O título Akuma-kun pode ser traduzido de uma forma um tanto imprecisa como “Garoto Demônio” ou “Menino Diabo”. Digamos, imprecisa, pois faltam em nossa língua e cultura elementos tradutórios para uma correspondência precisa para Akuma. “Demônio” ou “Diabo” aqui não têm a mesma conotação da figura monstruosa considerada no Ocidente como maligna, dentro de certos pressupostos que vemos em nossa cultura marcada pelo ideário judaico-cristão. “Akuma” estaria na cultura japonesa relacionado ao campo dos Yōkai (妖怪, ようかい), isto é, à esfera das entidades sobrenaturais da cultura popular japonesa e que não podem ser enquadradas de forma taxativa nos rótulos de bem e de mal. Dylan Foster nos aponta (2015, p. 19), em seu The Book of Yōkai, que “Hoje yōkai aparece com frequência tanto na escrita acadêmica quanto na popular, onde (...) é um significante guarda-chuva para coisas que geralmente traduzimos com termos como monstro, espírito, goblin, demônio, fantasma, espectro, ser fantástico, divindade de ordem inferior, ou ocorrência inexplicável” (Tradução livre de “Today yokai appears frequently in both academic and popular writing, where, as noted earlier, it is an umbrella signifier for things we generally translate with terms such as monster, spirit, goblin, demon, phantom, specter, fantastic being, lower-order deity, or unexplainable occurrence”).

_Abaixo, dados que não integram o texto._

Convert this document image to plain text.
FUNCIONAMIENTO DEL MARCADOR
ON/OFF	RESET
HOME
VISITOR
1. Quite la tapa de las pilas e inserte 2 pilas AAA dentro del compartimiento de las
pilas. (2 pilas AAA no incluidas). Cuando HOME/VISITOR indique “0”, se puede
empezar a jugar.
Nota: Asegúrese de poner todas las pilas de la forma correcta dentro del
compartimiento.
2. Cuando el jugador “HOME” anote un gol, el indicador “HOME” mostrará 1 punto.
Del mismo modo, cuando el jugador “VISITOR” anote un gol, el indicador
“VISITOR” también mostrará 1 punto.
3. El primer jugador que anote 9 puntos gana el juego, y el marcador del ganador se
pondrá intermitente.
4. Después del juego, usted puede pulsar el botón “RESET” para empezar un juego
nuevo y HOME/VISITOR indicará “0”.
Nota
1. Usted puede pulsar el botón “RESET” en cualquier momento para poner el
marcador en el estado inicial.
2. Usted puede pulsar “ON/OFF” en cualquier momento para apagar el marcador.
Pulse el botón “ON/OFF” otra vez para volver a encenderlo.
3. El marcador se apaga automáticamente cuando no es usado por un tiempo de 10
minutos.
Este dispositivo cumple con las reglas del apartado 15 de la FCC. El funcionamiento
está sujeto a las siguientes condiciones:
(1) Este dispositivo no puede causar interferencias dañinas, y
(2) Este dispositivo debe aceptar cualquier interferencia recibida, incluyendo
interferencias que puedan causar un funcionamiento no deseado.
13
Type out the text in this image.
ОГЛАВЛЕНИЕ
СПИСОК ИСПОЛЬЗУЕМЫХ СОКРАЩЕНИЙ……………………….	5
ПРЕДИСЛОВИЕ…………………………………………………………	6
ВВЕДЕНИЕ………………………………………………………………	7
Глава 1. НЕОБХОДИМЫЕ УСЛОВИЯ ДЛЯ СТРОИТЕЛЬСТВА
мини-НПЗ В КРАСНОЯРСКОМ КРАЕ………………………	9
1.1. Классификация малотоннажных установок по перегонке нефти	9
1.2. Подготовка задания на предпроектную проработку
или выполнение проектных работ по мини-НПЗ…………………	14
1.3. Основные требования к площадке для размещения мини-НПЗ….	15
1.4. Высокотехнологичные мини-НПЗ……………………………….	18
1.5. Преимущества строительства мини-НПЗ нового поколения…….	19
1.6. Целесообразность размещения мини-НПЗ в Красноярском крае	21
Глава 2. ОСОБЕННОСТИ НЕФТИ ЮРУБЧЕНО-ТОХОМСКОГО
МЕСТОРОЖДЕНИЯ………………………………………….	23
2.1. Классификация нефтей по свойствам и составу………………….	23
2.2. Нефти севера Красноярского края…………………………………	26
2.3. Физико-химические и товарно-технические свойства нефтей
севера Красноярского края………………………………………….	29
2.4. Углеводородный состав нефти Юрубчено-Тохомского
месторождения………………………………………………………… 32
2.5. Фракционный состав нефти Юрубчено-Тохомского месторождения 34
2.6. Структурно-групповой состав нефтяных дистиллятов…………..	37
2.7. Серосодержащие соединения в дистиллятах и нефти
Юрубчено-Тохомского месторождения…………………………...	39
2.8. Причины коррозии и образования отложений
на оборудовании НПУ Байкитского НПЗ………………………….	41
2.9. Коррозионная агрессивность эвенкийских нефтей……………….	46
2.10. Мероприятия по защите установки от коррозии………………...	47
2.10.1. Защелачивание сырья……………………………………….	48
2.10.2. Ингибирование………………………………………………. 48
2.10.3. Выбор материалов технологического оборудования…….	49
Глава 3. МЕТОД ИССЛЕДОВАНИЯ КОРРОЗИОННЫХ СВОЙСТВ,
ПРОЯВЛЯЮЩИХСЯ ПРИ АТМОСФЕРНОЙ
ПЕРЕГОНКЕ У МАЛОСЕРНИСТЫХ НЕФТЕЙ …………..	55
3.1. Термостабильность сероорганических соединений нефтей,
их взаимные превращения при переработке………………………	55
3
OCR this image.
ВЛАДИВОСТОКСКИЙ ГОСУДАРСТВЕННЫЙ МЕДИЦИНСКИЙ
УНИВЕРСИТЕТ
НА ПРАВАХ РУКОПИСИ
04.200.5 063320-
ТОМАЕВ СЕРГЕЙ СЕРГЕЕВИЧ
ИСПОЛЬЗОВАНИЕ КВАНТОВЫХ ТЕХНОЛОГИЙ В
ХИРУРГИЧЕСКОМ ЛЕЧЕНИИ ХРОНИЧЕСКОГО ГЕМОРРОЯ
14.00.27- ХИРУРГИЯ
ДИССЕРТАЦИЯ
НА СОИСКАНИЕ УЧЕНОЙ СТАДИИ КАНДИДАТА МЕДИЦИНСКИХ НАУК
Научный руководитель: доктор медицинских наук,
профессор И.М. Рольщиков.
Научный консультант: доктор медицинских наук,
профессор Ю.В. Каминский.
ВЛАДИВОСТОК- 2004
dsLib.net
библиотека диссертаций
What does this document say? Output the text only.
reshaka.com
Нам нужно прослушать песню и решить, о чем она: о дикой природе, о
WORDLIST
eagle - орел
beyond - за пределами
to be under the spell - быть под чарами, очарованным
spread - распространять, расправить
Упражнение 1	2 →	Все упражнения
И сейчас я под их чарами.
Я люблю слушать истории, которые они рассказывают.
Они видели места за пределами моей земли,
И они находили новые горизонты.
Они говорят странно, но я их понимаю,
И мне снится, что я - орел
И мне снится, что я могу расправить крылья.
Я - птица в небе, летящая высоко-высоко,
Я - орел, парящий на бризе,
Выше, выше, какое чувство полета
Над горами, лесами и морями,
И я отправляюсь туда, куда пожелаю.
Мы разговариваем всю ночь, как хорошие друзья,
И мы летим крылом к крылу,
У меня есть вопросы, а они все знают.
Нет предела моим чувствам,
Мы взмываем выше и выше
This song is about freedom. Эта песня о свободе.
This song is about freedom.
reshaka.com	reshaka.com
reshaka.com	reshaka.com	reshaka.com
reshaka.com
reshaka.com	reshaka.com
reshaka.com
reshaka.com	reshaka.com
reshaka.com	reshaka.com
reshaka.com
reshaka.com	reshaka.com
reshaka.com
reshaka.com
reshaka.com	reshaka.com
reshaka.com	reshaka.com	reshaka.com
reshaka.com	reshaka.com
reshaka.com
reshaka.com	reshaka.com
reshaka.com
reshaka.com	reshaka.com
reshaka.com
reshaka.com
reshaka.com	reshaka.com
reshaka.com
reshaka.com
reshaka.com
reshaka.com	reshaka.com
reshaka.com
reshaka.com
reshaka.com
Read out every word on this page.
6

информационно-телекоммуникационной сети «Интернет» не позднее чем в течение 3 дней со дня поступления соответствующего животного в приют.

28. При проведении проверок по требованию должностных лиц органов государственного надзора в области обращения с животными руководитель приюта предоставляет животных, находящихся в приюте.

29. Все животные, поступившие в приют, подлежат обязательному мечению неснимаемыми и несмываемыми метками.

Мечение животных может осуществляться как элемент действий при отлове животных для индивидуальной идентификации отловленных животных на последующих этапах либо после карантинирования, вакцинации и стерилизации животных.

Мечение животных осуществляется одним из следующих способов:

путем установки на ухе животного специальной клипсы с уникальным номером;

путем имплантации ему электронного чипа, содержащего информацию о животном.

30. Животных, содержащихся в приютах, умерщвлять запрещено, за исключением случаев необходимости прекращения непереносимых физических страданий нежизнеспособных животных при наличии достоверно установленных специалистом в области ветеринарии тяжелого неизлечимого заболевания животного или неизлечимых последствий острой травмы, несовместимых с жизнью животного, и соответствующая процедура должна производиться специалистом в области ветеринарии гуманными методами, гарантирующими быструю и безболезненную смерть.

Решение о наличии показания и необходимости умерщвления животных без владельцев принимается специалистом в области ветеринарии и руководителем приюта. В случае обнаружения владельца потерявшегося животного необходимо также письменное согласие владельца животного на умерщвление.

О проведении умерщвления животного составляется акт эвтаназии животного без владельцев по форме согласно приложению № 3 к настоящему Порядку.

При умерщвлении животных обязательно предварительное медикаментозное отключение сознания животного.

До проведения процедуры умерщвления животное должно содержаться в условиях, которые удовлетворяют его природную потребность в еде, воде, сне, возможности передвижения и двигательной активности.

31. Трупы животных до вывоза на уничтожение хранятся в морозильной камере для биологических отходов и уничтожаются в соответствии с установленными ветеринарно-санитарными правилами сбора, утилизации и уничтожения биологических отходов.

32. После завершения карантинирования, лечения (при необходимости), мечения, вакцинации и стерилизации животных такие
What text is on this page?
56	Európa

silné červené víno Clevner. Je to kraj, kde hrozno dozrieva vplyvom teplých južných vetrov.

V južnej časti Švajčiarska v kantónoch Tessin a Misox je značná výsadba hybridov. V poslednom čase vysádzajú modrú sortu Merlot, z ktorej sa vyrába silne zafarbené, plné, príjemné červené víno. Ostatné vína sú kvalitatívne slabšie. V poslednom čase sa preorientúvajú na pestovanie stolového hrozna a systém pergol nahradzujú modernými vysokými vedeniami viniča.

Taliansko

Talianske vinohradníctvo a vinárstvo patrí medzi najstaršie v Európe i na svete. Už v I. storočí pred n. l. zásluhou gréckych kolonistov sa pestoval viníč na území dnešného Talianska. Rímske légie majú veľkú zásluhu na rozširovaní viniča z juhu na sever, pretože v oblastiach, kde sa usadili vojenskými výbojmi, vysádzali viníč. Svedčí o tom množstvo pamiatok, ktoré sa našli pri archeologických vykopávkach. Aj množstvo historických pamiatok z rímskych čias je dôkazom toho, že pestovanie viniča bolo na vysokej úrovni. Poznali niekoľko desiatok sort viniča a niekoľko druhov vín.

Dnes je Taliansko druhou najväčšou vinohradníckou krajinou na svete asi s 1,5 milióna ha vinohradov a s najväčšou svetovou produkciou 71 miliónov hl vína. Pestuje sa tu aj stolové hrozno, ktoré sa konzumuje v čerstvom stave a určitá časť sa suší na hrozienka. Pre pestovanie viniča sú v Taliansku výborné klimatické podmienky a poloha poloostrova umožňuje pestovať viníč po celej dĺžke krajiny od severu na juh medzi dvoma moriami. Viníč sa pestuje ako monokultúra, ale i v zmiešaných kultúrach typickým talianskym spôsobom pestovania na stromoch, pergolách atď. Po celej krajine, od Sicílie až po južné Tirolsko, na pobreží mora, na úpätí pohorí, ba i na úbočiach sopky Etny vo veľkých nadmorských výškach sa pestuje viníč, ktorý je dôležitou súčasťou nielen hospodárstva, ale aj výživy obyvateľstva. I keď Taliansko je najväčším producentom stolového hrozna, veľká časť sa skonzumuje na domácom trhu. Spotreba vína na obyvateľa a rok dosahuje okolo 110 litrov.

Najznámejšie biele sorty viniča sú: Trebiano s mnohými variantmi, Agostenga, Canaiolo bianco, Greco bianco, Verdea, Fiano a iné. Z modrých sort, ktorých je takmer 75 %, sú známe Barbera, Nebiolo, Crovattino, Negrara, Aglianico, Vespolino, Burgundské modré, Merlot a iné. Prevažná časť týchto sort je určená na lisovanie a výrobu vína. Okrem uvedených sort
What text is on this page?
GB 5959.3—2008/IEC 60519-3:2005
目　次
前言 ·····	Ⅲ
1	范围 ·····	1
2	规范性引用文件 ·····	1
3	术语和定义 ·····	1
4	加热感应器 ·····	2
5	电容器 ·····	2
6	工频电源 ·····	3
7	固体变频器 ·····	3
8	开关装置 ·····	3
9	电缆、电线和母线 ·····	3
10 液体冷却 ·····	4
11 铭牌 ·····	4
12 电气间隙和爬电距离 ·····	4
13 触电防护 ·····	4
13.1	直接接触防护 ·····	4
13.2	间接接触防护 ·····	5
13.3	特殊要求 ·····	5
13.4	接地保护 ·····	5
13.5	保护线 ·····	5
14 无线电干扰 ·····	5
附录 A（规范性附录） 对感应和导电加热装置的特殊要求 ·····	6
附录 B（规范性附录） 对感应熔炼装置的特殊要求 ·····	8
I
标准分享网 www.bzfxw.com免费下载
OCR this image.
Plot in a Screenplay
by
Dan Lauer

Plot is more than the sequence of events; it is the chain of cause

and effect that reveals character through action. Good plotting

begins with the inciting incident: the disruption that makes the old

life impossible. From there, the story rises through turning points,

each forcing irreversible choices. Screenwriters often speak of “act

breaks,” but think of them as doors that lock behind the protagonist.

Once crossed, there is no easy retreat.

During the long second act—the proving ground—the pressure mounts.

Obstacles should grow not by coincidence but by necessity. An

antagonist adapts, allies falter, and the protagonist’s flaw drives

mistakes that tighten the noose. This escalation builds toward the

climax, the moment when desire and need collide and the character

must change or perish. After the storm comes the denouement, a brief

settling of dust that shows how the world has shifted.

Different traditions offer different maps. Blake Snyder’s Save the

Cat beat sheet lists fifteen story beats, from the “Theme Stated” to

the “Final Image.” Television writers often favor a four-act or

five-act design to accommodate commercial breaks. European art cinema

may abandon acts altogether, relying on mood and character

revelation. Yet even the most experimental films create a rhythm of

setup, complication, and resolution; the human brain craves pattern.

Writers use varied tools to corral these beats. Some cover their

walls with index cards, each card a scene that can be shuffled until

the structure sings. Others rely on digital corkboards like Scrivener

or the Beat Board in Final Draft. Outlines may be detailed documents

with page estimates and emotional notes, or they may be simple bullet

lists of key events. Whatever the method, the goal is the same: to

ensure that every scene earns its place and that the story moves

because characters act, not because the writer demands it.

Akuma-kun então é uma série que apresenta como personagens um elenco variado dessas criaturas denominadas yōkai, algo que também é comum em outras obras de Mizuki. O autor é apontado por Michael Dylan Foster como o responsável por tornar os yōkai relevantes durante este período pós-Segunda Guerra (2015, p.61). Segundo Dylan Foster, Mizuki fora influenciado por folcloristas como Yanagita Kunio (pai dos estudos sobre cultura popular no Japão), Toriyama Sekien (1712–1788), responsável por uma série de ilustrações sobre os yōkai, e outros estudiosos e artistas que o antecederam. Todavia, conforme Dylan Foster, “foram os mangás e animes de Mizuki que mais transformaram o elusivo yōkai do folclore em personagens yōkai concretos da cultura popular contemporânea e da mídia de massa” (tradução livre de “ultimately it is Mizuki’s manga and anime that most transformed the elusive yo-kai of folklore into the concrete yo-kai characters of contemporary popular culture and mass media.”).
Foster em outro
livro, “Pandemonium and Parade Japanese: Monsters and the Culture of Yōkai”
(2009, p.164-165), destaca que “Para quase qualquer pessoa que cresceu no Japão
do pós-guerra, a palavra yōkai evoca uma imagem criada por Mizuki Shigeru
(...). Mizuki não apenas produz mangás, alguns dos quais foram transformados em
séries populares de anime [como são chamados dos desenhos animados no Japão,
acréscimo meu}, mas também pesquisa e escreve extensivamente sobre yōkai. Ele
também publicou vários catálogos ilustrados de yōkai que lembram explicitamente
o trabalho de Toriyama Sekien cerca de duzentos anos antes. De muitas maneiras,
na verdade, o fenômeno yōkai fecha o círculo com o trabalho de Mizuki: como
Sekien, ele explora a mídia popular de seu tempo enquanto cuidadosamente pisa a
linha entre o entretenimento comercial e o modo enciclopédico. Claro, a
comparação Sekien-Mizuki pode ser feita apenas até agora, como os contextos
históricos e culturais radicalmente diferentes de os períodos meados de
Tokugawa e final do Showa dotam seu yōkai de funções e significados distintos”
(tradução livre de “For almost anybody who grew up in postwar Japan, the
word yōkai conjures up an image created by Mizuki Shigeru (b.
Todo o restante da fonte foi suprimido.